- Raczej - powiedział Doktor.
Stark sięgnął do systemów robota. O dziwo udało mu się je uruchomić. Działo poruszyło się i wypaliło dwukrotnie w stronę Daleków. Bardziej dzięki wbudowanemu systemowi celowniczemu niż świadomemu działaniu bohatera oba ładunki energii poleciało prosto w optyki na drążku. Obcy wydali z siebie świdrujące uszy wrzaski, po ich korpusach przeskoczyły iskry... i nieruchomieli.
Doktor wszedł zza osłony z sonicznym śrubokrętem w ręku i przeskanował Daleków.
- Nie żyją - jego głos teraz znów był ponury jak wtedy gdy wspomniał o Wojnie Czasu.
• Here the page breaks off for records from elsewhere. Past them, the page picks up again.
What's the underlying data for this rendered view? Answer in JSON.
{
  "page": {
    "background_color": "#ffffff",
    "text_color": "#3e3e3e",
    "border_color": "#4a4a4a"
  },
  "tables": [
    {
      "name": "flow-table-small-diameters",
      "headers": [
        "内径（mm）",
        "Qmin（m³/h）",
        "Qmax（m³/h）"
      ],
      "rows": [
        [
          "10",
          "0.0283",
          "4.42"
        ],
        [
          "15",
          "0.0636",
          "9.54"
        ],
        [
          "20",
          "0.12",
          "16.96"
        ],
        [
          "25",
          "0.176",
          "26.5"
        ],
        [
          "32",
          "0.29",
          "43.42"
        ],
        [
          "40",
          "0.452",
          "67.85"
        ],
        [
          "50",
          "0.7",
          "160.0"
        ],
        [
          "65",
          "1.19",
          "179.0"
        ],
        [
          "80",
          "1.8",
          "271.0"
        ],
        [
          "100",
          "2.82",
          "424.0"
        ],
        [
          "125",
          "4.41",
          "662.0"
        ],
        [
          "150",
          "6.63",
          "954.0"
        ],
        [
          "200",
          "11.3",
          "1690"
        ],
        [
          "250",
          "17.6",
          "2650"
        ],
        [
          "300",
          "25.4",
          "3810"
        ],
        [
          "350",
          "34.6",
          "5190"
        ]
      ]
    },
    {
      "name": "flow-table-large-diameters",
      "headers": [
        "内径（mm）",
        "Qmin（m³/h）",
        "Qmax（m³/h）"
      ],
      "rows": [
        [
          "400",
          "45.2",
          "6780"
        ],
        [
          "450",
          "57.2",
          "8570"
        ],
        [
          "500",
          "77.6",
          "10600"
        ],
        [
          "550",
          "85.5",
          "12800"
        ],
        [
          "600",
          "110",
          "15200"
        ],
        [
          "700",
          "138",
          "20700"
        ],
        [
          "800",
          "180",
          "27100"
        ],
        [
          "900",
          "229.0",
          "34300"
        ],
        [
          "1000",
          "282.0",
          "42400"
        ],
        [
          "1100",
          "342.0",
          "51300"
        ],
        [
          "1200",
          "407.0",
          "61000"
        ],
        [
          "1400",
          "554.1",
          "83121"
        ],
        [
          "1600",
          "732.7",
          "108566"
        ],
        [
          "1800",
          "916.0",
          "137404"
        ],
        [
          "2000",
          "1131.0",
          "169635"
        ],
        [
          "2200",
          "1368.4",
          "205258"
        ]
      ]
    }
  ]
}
Co ważniejsze dzięki połączeniu się z systemami zniszczonego Daleka, Jarvis był w stanie wejść do bazy danych i teraz ściągał z nich informacje. Pierwsza myśl geniusza i milionera była błędna. Dalekowie nie przeprowadzili inwazji by pozbyć Doktora. Oni sami cierpieli z powodu Power Cosmic, w podobny sposób jak Władca Czasu, dzięki ich zbroją byli w stanie wytrzymać dłużej, nawet parę tygodni. Ludzi porywali by... przerobić ich na lekarstwo. Rozdrabniali ich, grzebali w DNA, a co zbędne spalali. Wszyscy porwani już nie żyli.